Streaming batched requests#

Use an async generator to stream the outputs from your batched requests. The following example converts the StreamingResponder class to accept a batch.

import asyncio
from typing import AsyncGenerator
from starlette.requests import Request
from starlette.responses import StreamingResponse

from ray import serve


@serve.deployment
class StreamingResponder:
    async def generate_numbers(self, max: str) -> AsyncGenerator[str, None]:
        for i in range(max):
            yield str(i)
            await asyncio.sleep(0.1)

    def __call__(self, request: Request) -> StreamingResponse:
        max = int(request.query_params.get("max", "25"))
        gen = self.generate_numbers(max)
        return StreamingResponse(gen, status_code=200, media_type="text/plain")

Decorate async generator functions with the ray.serve.batch decorator. Similar to non-streaming methods, the function takes in a List of inputs and in each iteration it yields an iterable of outputs with the same length as the input batch size.

import asyncio
from typing import List, AsyncGenerator, Union
from starlette.requests import Request
from starlette.responses import StreamingResponse

from ray import serve


@serve.deployment
class StreamingResponder:
    @serve.batch(max_batch_size=5, batch_wait_timeout_s=0.1)
    async def generate_numbers(
        self, max_list: List[str]
    ) -> AsyncGenerator[List[Union[int, StopIteration]], None]:
        for i in range(max(max_list)):
            next_numbers = []
            for requested_max in max_list:
                if requested_max > i:
                    next_numbers.append(str(i))
                else:
                    next_numbers.append(StopIteration)
            yield next_numbers
            await asyncio.sleep(0.1)

    async def __call__(self, request: Request) -> StreamingResponse:
        max = int(request.query_params.get("max", "25"))
        gen = self.generate_numbers(max)
        return StreamingResponse(gen, status_code=200, media_type="text/plain")

Calling the serve.batch-decorated function returns an async generator that you can await to receive results.

Some inputs within a batch may generate fewer outputs than others. When a particular input has nothing left to yield, pass a StopIteration object into the output iterable. This action terminates the generator that Serve returns when it calls the serve.batch function with that input. When serve.batch-decorated functions return streaming generators over HTTP, this action allows the end client’s connection to terminate once its call is done, instead of waiting until the entire batch is done.

Tips for fine-tuning batching parameters#

max_batch_size ideally should be a power of 2 (2, 4, 8, 16, …) because CPUs and GPUs are both optimized for data of these shapes. Large batch sizes incur a high memory cost as well as latency penalty for the first few requests.

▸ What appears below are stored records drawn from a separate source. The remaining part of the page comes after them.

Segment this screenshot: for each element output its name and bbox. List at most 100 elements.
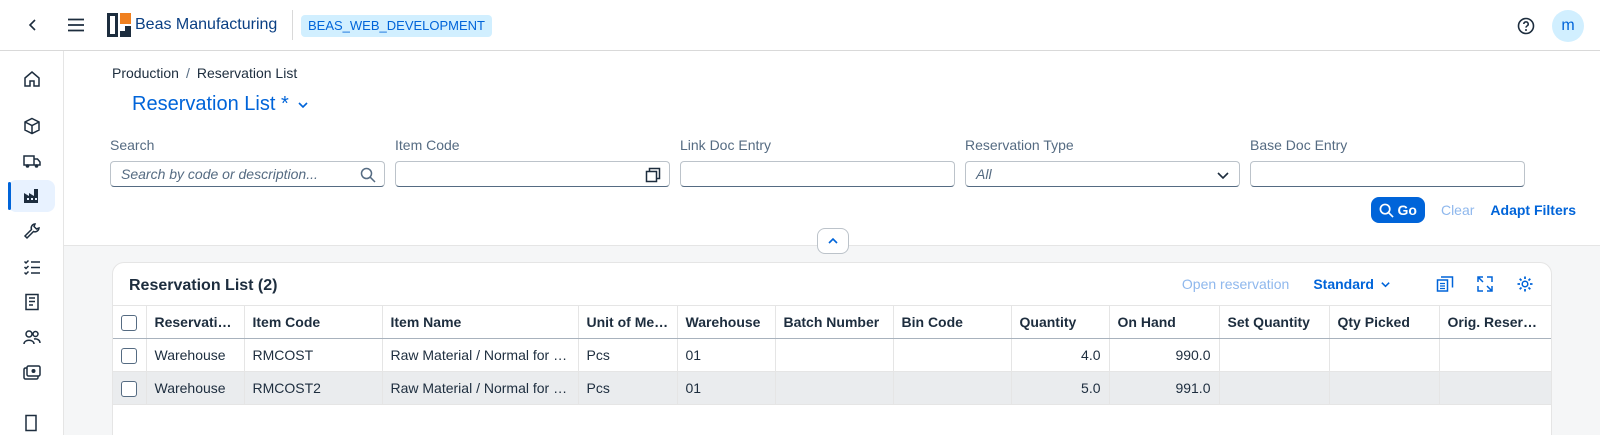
column-header-on-hand[interactable]: On Hand bbox=[1109, 305, 1220, 339]
fullscreen-button[interactable] bbox=[1475, 274, 1495, 294]
cell-item-name: Raw Material / Normal for Costing bbox=[382, 371, 579, 405]
fullscreen-icon bbox=[1477, 276, 1493, 292]
truck-icon bbox=[22, 155, 41, 168]
reservation-type-select[interactable]: All bbox=[965, 161, 1240, 187]
nav-item-tasks[interactable] bbox=[8, 251, 55, 283]
breadcrumb: Production / Reservation List bbox=[112, 65, 297, 81]
cell-qty-picked bbox=[1329, 338, 1440, 372]
go-label: Go bbox=[1397, 202, 1417, 218]
table-row[interactable]: Warehouse RMCOST Raw Material / Normal f… bbox=[113, 338, 1551, 372]
search-icon bbox=[1379, 203, 1394, 218]
nav-item-documents[interactable] bbox=[8, 286, 55, 318]
table-settings-button[interactable] bbox=[1515, 274, 1535, 294]
hamburger-icon bbox=[68, 18, 84, 32]
cell-bin-code bbox=[893, 338, 1012, 372]
open-reservation-button[interactable]: Open reservation bbox=[1182, 276, 1289, 292]
chevron-down-icon bbox=[298, 101, 308, 108]
filter-label-search: Search bbox=[110, 137, 155, 153]
cell-batch-number bbox=[775, 338, 894, 372]
nav-item-people[interactable] bbox=[8, 321, 55, 353]
cell-set-quantity bbox=[1219, 338, 1330, 372]
reservation-table-card: Reservation List (2) Open reservation St… bbox=[112, 262, 1552, 435]
export-button[interactable] bbox=[1435, 274, 1455, 294]
filter-base-doc-entry: Base Doc Entry bbox=[1250, 137, 1525, 187]
cell-quantity: 5.0 bbox=[1011, 371, 1110, 405]
nav-item-finance[interactable] bbox=[8, 357, 55, 389]
cell-warehouse: 01 bbox=[677, 371, 776, 405]
link-doc-entry-input[interactable] bbox=[680, 161, 955, 187]
nav-item-home[interactable] bbox=[8, 63, 55, 95]
app-title[interactable]: Beas Manufacturing bbox=[135, 16, 277, 34]
nav-item-logistics[interactable] bbox=[8, 145, 55, 177]
filter-label-reservation-type: Reservation Type bbox=[965, 137, 1074, 153]
side-navigation bbox=[0, 51, 64, 435]
column-header-bin-code[interactable]: Bin Code bbox=[893, 305, 1012, 339]
search-input[interactable]: Search by code or description... bbox=[110, 161, 385, 187]
cell-item-name: Raw Material / Normal for Costing bbox=[382, 338, 579, 372]
filter-label-link-doc-entry: Link Doc Entry bbox=[680, 137, 772, 153]
cell-warehouse: 01 bbox=[677, 338, 776, 372]
go-button[interactable]: Go bbox=[1370, 197, 1425, 223]
collapse-header-button[interactable] bbox=[817, 228, 849, 254]
column-header-qty-picked[interactable]: Qty Picked bbox=[1329, 305, 1440, 339]
column-header-reservation-type[interactable]: Reservation Type bbox=[146, 305, 245, 339]
row-checkbox[interactable] bbox=[121, 347, 138, 364]
cell-qty-picked bbox=[1329, 371, 1440, 405]
search-icon[interactable] bbox=[360, 167, 376, 183]
column-header-quantity[interactable]: Quantity bbox=[1011, 305, 1110, 339]
select-all-cell bbox=[113, 305, 147, 339]
logo-icon bbox=[107, 13, 131, 37]
nav-item-inventory[interactable] bbox=[8, 110, 55, 142]
cell-bin-code bbox=[893, 371, 1012, 405]
cell-uom: Pcs bbox=[578, 338, 678, 372]
cell-item-code: RMCOST2 bbox=[244, 371, 383, 405]
nav-item-more[interactable] bbox=[8, 407, 55, 435]
home-icon bbox=[23, 71, 40, 87]
back-button[interactable] bbox=[22, 14, 44, 36]
adapt-filters-button[interactable]: Adapt Filters bbox=[1490, 202, 1576, 218]
nav-item-tools[interactable] bbox=[8, 215, 55, 247]
value-help-icon[interactable] bbox=[645, 167, 661, 183]
filter-item-code: Item Code bbox=[395, 137, 670, 187]
export-icon bbox=[1436, 276, 1454, 292]
column-header-warehouse[interactable]: Warehouse bbox=[677, 305, 776, 339]
row-select-cell bbox=[113, 338, 147, 372]
company-logo bbox=[106, 12, 132, 38]
shell-bar: Beas Manufacturing BEAS_WEB_DEVELOPMENT … bbox=[0, 0, 1600, 51]
shell-divider bbox=[292, 10, 293, 40]
cell-on-hand: 991.0 bbox=[1109, 371, 1220, 405]
cell-reservation-type: Warehouse bbox=[146, 371, 245, 405]
filter-reservation-type: Reservation Type All bbox=[965, 137, 1240, 187]
nav-item-production[interactable] bbox=[8, 180, 55, 212]
chevron-left-icon bbox=[28, 19, 36, 31]
column-header-item-name[interactable]: Item Name bbox=[382, 305, 579, 339]
row-checkbox[interactable] bbox=[121, 380, 138, 397]
select-all-checkbox[interactable] bbox=[121, 314, 138, 331]
item-code-input[interactable] bbox=[395, 161, 670, 187]
wrench-icon bbox=[23, 223, 40, 240]
base-doc-entry-input[interactable] bbox=[1250, 161, 1525, 187]
variant-title[interactable]: Reservation List * bbox=[132, 93, 309, 116]
column-header-item-code[interactable]: Item Code bbox=[244, 305, 383, 339]
variant-label: Standard bbox=[1313, 276, 1374, 292]
environment-badge: BEAS_WEB_DEVELOPMENT bbox=[301, 15, 492, 37]
table-row[interactable]: Warehouse RMCOST2 Raw Material / Normal … bbox=[113, 371, 1551, 405]
user-avatar[interactable]: m bbox=[1552, 10, 1584, 42]
column-header-orig-reserved[interactable]: Orig. Reserved bbox=[1439, 305, 1551, 339]
cell-batch-number bbox=[775, 371, 894, 405]
filter-label-item-code: Item Code bbox=[395, 137, 460, 153]
checklist-icon bbox=[23, 259, 40, 276]
help-button[interactable] bbox=[1516, 16, 1536, 36]
column-header-unit-of-measure[interactable]: Unit of Measure bbox=[578, 305, 678, 339]
column-header-batch-number[interactable]: Batch Number bbox=[775, 305, 894, 339]
column-header-set-quantity[interactable]: Set Quantity bbox=[1219, 305, 1330, 339]
people-icon bbox=[22, 330, 41, 345]
filter-search: Search Search by code or description... bbox=[110, 137, 385, 187]
filter-label-base-doc-entry: Base Doc Entry bbox=[1250, 137, 1348, 153]
breadcrumb-link-production[interactable]: Production bbox=[112, 65, 179, 81]
cell-set-quantity bbox=[1219, 371, 1330, 405]
variant-selector[interactable]: Standard bbox=[1313, 276, 1391, 292]
breadcrumb-separator: / bbox=[185, 65, 190, 81]
clear-button[interactable]: Clear bbox=[1441, 202, 1474, 218]
menu-button[interactable] bbox=[64, 14, 88, 36]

When using batch_size_fn, set max_batch_size based on your custom metric rather than item count. For example, if batching by total nodes in graphs, set max_batch_size to your GPU’s maximum node capacity (such as 10,000 nodes) rather than a count of graphs.

Set batch_wait_timeout_s considering the end-to-end latency SLO (Service Level Objective). For example, if your latency target is 150ms, and the model takes 100ms to evaluate the batch, set the batch_wait_timeout_s to a value much lower than 150ms - 100ms = 50ms.

When using batching in a Serve Deployment Graph, the relationship between an upstream node and a downstream node might affect the performance as well. Consider a chain of two models where first model sets max_batch_size=8 and second model sets max_batch_size=6. In this scenario, when the first model finishes a full batch of 8, the second model finishes one batch of 6 and then to fill the next batch, which Serve initially only partially fills with 8 - 6 = 2 requests, leads to incurring latency costs. The batch size of downstream models should ideally be multiples or divisors of the upstream models to ensure the batches work optimally together.